R programming for bayesian analyses

R programming for bayesian analyses


Job Description

Immediate need for experienced R and BUGS (OpenBUGS preferred) programmer to develop code providing our team with ability to perform statistical analyses of data sets (using a standard input format).

Focus on meta-analysis (using R Metafor package for example) and application of Bayesian modeling (BRugs or equivalent to call OpenBUGS), in order to allow us to more efficiently conduct multiple analyses (rather than developing custom code each time).

This is a "work for hire" arrangement, with ExVivos owning the work product. Only independent consultants need apply. For qualified proposals, we can discuss the product specs provided after putting in place non-disclosure agreement before committing to the payment/project.

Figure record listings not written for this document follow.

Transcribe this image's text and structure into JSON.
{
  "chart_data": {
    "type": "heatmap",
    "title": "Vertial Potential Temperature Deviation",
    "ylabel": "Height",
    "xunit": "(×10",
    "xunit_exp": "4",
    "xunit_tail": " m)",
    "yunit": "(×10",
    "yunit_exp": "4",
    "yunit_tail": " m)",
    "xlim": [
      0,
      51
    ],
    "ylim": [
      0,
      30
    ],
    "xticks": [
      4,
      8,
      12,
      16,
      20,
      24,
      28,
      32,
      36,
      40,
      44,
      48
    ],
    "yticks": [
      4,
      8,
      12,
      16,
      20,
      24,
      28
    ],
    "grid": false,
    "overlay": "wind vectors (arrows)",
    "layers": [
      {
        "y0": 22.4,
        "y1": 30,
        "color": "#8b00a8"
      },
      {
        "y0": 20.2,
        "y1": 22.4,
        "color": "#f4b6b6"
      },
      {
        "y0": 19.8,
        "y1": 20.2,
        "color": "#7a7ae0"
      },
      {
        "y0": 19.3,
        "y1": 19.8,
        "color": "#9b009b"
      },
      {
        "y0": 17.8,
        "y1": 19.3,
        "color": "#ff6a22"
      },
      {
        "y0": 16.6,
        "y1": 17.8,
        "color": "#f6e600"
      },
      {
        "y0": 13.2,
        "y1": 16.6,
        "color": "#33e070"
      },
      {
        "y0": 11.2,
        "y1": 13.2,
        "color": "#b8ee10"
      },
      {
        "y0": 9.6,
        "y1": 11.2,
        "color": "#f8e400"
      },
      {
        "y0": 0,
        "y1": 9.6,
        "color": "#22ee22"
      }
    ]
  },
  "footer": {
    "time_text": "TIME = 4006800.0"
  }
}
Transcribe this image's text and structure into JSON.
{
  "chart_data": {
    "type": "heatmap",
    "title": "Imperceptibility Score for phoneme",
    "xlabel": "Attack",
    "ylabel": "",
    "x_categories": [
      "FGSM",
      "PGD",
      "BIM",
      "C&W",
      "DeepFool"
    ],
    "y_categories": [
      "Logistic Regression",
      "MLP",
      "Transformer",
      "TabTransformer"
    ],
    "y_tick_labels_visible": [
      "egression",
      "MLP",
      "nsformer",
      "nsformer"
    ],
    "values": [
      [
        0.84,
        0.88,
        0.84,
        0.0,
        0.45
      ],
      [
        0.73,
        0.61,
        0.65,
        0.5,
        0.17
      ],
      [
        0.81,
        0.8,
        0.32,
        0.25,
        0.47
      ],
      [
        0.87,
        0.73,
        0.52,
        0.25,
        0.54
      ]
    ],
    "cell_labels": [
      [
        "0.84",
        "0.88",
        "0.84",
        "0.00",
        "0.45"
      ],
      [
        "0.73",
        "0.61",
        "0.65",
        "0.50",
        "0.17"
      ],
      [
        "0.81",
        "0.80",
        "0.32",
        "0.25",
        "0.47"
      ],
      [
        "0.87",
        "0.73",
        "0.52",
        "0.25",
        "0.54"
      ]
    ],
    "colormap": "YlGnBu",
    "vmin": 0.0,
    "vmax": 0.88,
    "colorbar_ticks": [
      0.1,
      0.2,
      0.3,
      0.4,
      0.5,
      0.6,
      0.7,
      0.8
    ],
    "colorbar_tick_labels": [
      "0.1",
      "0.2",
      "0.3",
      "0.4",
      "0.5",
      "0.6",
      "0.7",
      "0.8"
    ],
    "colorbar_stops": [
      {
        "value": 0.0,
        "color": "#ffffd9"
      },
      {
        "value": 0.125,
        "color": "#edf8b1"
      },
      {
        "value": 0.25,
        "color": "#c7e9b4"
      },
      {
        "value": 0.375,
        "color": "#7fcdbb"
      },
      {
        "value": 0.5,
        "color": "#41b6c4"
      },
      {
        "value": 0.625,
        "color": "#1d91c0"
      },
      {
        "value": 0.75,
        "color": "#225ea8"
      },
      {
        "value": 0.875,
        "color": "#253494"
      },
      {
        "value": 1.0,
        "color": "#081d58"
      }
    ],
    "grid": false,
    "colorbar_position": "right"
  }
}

EXVIVOS will consider bids on project basis more favorably but is willing to evaluate hourly bids as well. Time line is for completion of coding by end of July 2013.

More Specifics:
These tasks are listed in a manner to emphasize the desire for writing the code as separate functions that work together and provide flexibility to enhance capabilities with additional functions later (such as adding ability to perform analyses on "patient-level" datasets). Software must meet these general requirements:

General description of work product:
1. Work product is computer software written in the R programming language, with control of OpenBUGS software for MCMC Bayesian analyses, along with instructions for ExVivos to operate independently, suitable to execute through R-Studio interface within Windows 7 environment (running in Parallels v8 VM on Mac).
2. Work product will include sufficient documentation within it to enable ExVivos to identify and use the functions contained within the work product.
3. Contractor will identify and provide for EXVIVOS R code for the priors that are most appropriate for the biologic and clinical data of interest. [For Contractors less expert with statistics, we can be flexible here and provide this information from alternative sources.]
4. EXVIVOS will provide standard input file to Contractor (to use csv file format similar to Cochrane Collaboration).

Additional specific functional requirements:
1. Select file for analysis
2. Manage variable names - based on using the input format provided as the csv file from Cochrane
a. remove spaces
b. contract long names
c. add variables that will be necessary, such as ones to place the yi and vi we calculate so these can be compared to those provided when they are provided
3. Select cases
a. This could be based on the group numbers provided, but likely will need to be case by case selection
4. Select priors etc, as defined in the following section, though perhaps best to create separate and callable function
5. Select analyses to be performed
a. In a Cochrane based analysis, will want to verify results of the meta-analysis performed relative to those provided by Cochrane (limits of agreement, correlations?)
b. meta-analysis
c. Bayesian modeling
- selection of priors
i. dichotomous and/or continuous
ii. skeptical, non-informative, optimistic and/or user-defined
iii. setting parameters (default values sensible?)
d. Bayesian prediction
i. dichotomous and/or continuous
ii. skeptical, non-informative and/or optimistic
iii. setting parameters (default values sensible?)
e. Meta-regression
i. variable selection
ii. weighting
6. Plotting results for each analysis

The final work product will require validation using up to four datasets selected by EXVIVOS.